Yiğit Sütcü- Eskişehir'de oynadığı bir oyunun etkisinde kalan 18 yaşındaki A.K. yüzünü maske ile gizleyerek çay ocağında oturanlara saldırmış ve 5 kişiyi yaralamıştı. Yaşanan olayın ardından tutuklanan A.K’nın durumu tüm anne babaların endişe etmesine neden oldu. Çünkü neredeyse hemen her gencin bu oyunlara ulaşımı mümkün. Bu konuda en önemli noktalardan birisi de iş işten geçmeden uzman desteği almak. Konuyu ruh sağlığı uzmanlarına sorduk.

İçerik ve maruz kalınan süre önemli

Psikolog Hazal Sansür, şiddet içerikli oyunların şiddet davranışını tetikleyebildiğinin altını çiziyor. Erişimin son derece kolay olduğunu belirten Hazal Sansür, “Çağımızın temel problemlerinden biri, şiddet içerikli oyunların gençlerde ve çocuklarda saldırganlık davranışı üzerindeki etkisidir. Teknoloji çağında olmamız erişimi kolaylaştırır. Şiddet, saldırganlık ve öfke içeren her türlü içeriğe uzun süre maruz kalmak benzer davranışların ortaya çıkmasına neden olur.  Oyunların içeriğinde bulunan karakterlerin şiddet içerikli olması maalesef ki çocuk ve gençlerin şiddet eğilimini arttırır. Oyun içerikleri ve maruz kalınan süre gibi etkenler saldırgan davranışların artmasında rol oynar” ifadelerini kullandı.

Sanal dünya gerçeğinin önüne geçiyor

Günümüzde gençlerin ve çocukların sosyalleşmek yerine internet ve dijital oyunları tercih ettiğini ifade eden Sansür, “Oyun ve teknoloji bağımlılıkları maalesef ki farklı sanal bir dünya oluşturmakta oldukça etkili olmaya başladı. Bu durum sanal dünyanın, gerçek dünyanın önüne geçmesine neden oldu. Ve gerçek dünyadaki aktivitelerden keyif alma oranı azalmaya başladı. Bundan dolayı çocuklar ve gençler, gerçek dünyadaki etkileşimlerden kendilerini soyutlamaya ve toplumsal alanlarda var olmakta oldukça zorlanmaya başladılar.” şeklinde konuştu.

Yasaklamak doğru yöntem değil

Psikolog Ezgi Çiçek ise, teknolojinin ön planda olduğu bir çağda çocukları ve gençlere teknolojiyi yasaklamanın çözüm olmadığının altını çiziyor.

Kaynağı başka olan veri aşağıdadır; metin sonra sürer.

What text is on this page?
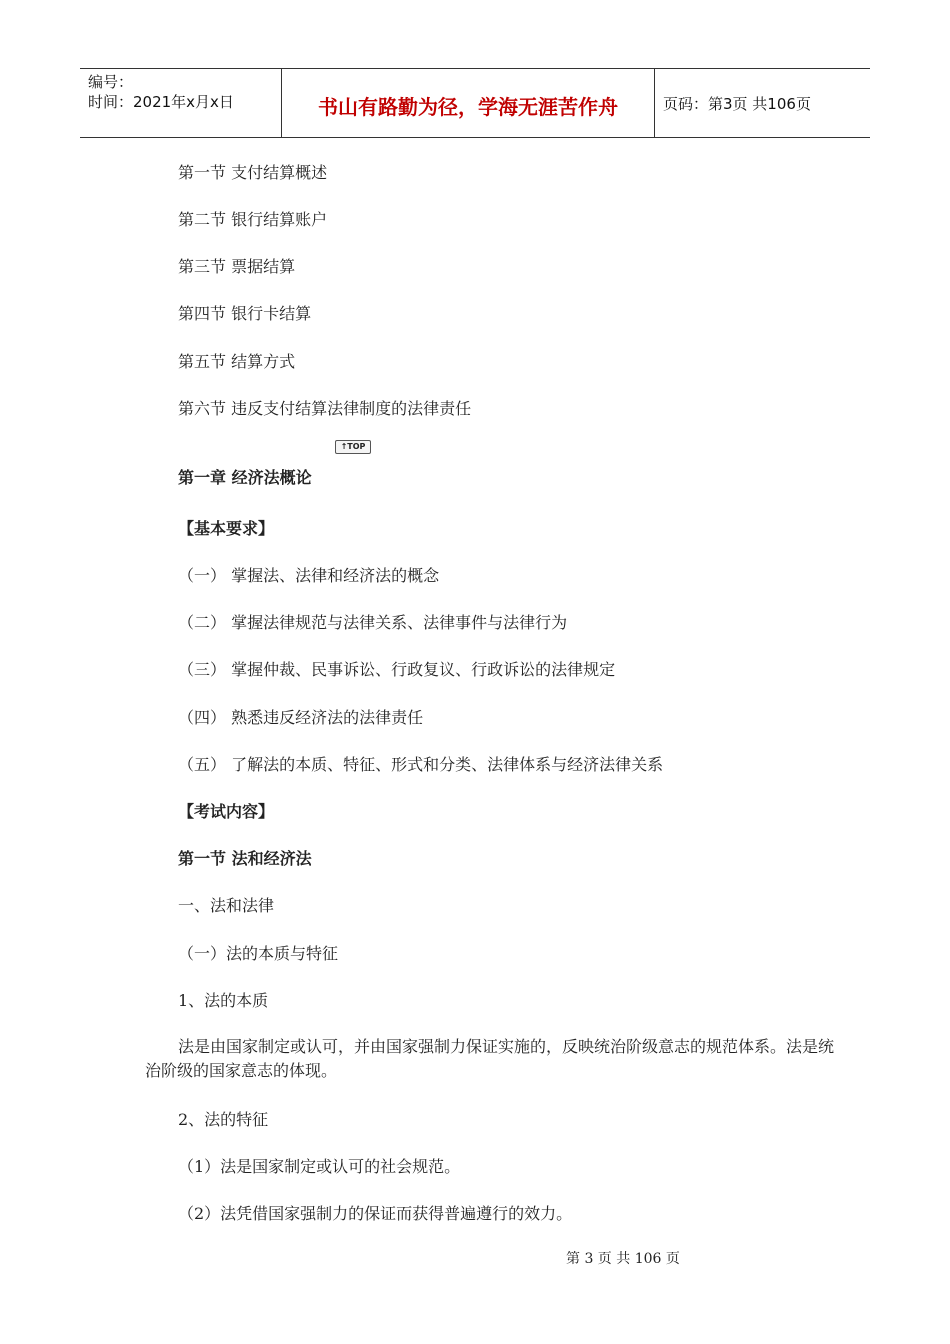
编号：
时间：2021年x月x日	书山有路勤为径，学海无涯苦作舟	页码：第3页 共106页
第一节 支付结算概述
第二节 银行结算账户
第三节 票据结算
第四节 银行卡结算
第五节 结算方式
第六节 违反支付结算法律制度的法律责任
↑TOP
第一章 经济法概论
【基本要求】
（一） 掌握法、法律和经济法的概念
（二） 掌握法律规范与法律关系、法律事件与法律行为
（三） 掌握仲裁、民事诉讼、行政复议、行政诉讼的法律规定
（四） 熟悉违反经济法的法律责任
（五） 了解法的本质、特征、形式和分类、法律体系与经济法律关系
【考试内容】
第一节 法和经济法
一、法和法律
（一）法的本质与特征
1、法的本质
法是由国家制定或认可，并由国家强制力保证实施的，反映统治阶级意志的规范体系。法是统治阶级的国家意志的体现。
2、法的特征
（1）法是国家制定或认可的社会规范。
（2）法凭借国家强制力的保证而获得普遍遵行的效力。
第 3 页 共 106 页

Ezgi Çiçek, “Önemli olan oyunların içeriği ve kullanım süresidir. Ebeveynlerin denetimiyle, oyunların eğitsel ve yararlı olması, kullanım sürelerinin takip edilmesi daha faydalı olacaktır. Diğer önemli nokta ise, ebeveynlerin çocuklarıyla iletişimi ve geçirecekleri kaliteli zamanlardır. İletişim halinde olmak, oluşabilecek problemlere karşı hızlı ve etkili çözüm üretmelerini sağlar. Çocukların ilgisini çekebilecek sosyal ve sanatsal aktivitelere yönlendirmek faydalı olacaktır.  Ailenin bu süreçte kararlı ve tutarlı davranması da oldukça önemlidir.” dedi.

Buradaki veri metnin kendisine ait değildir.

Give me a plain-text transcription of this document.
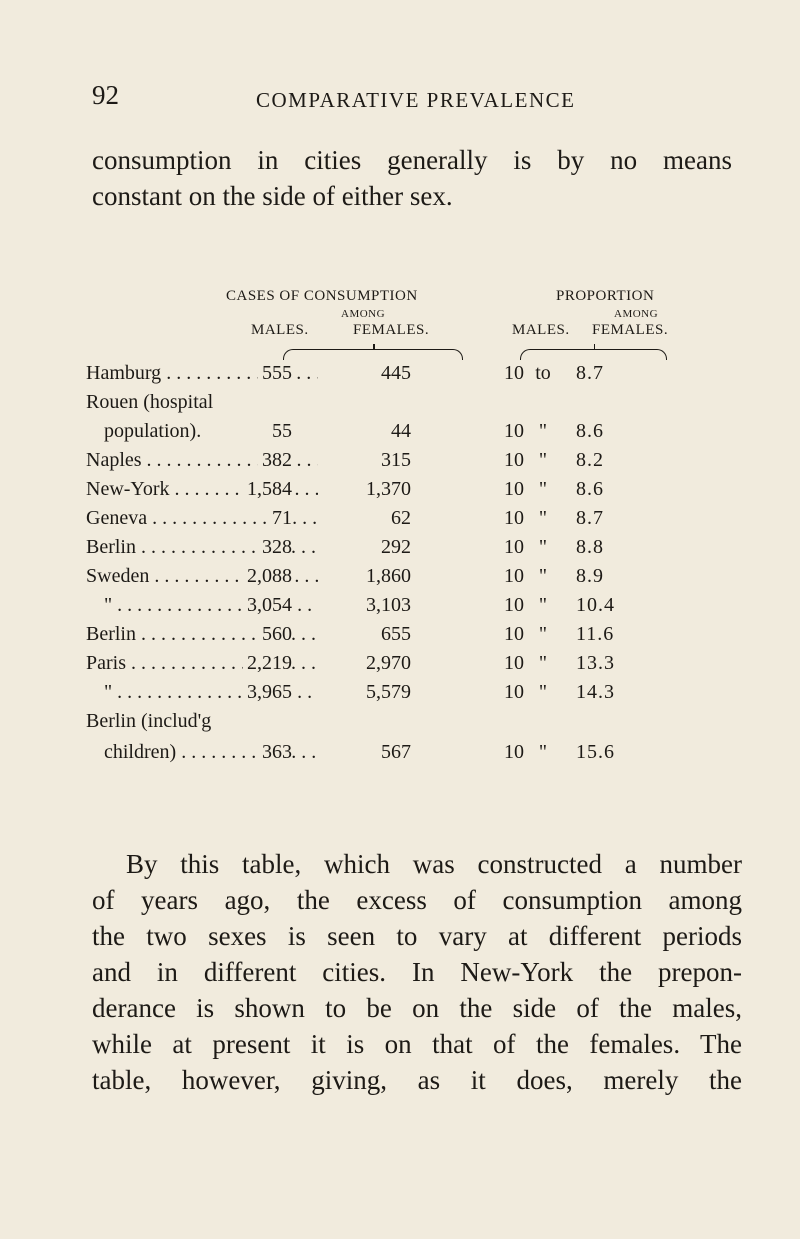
92	COMPARATIVE PREVALENCE

consumption in cities generally is by no means
constant on the side of either sex.

CASES OF CONSUMPTION
AMONG
PROPORTION
AMONG
MALES.	FEMALES.	MALES. FEMALES.
Hamburg . . .	555	445	10 to	8.7
Rouen (hospital
population).	55	44	10 "	8.6
Naples . . .	382	315	10 "	8.2
New-York . . .	1,584	1,370	10 "	8.6
Geneva . . .	71	62	10 "	8.7
Berlin . . .	328	292	10 "	8.8
Sweden . . .	2,088	1,860	10 "	8.9
" . . .	3,054	3,103	10 "	10.4
Berlin . . .	560	655	10 "	11.6
Paris . . .	2,219	2,970	10 "	13.3
" . . .	3,965	5,579	10 "	14.3
Berlin (includ'g
children) . . .	363	567	10 "	15.6

By this table, which was constructed a number
of years ago, the excess of consumption among
the two sexes is seen to vary at different periods
and in different cities. In New-York the prepon-
derance is shown to be on the side of the males,
while at present it is on that of the females. The
table, however, giving, as it does, merely the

Bağımlıklık belirtileri neler?

Belirtilerin aileler tarafından dikkatli bir şekilde takip edilmesinin gerektiğini belirten Çiçek, “Son 12 aylık süreçte, oyunun diğer ilgi alanlarına ve sosyal aktivitelere göre öncelikli olması, oyun oynama üzerinde kontrolün azalması ve olumsuz sonuçlara rağmen oyunun devam etmesi bizim için oyun bağımlılığı belirtileridir. Bireylerin kişisel, ailesel, sosyal ilişkilerinde bozulmalar meydana gelir ve akademik başarısında düşüş ortaya çıkar. Çocukların ve gençlerin genel davranışlarında öfke, saldırganlık, zarar verme gibi olumsuza yönelen davranışlar gözlemlenebilir. Ancak her oyun oynayan çocuk, oyun bağımlısı değildir. Bu gözlemlenen davranışlar ve sürecin tekrarı bağımlılığın varlığına işaret edebilir. Gerekli durumda uzman desteği alması sağlıklı olacaktır.” sözlerine yer verdi.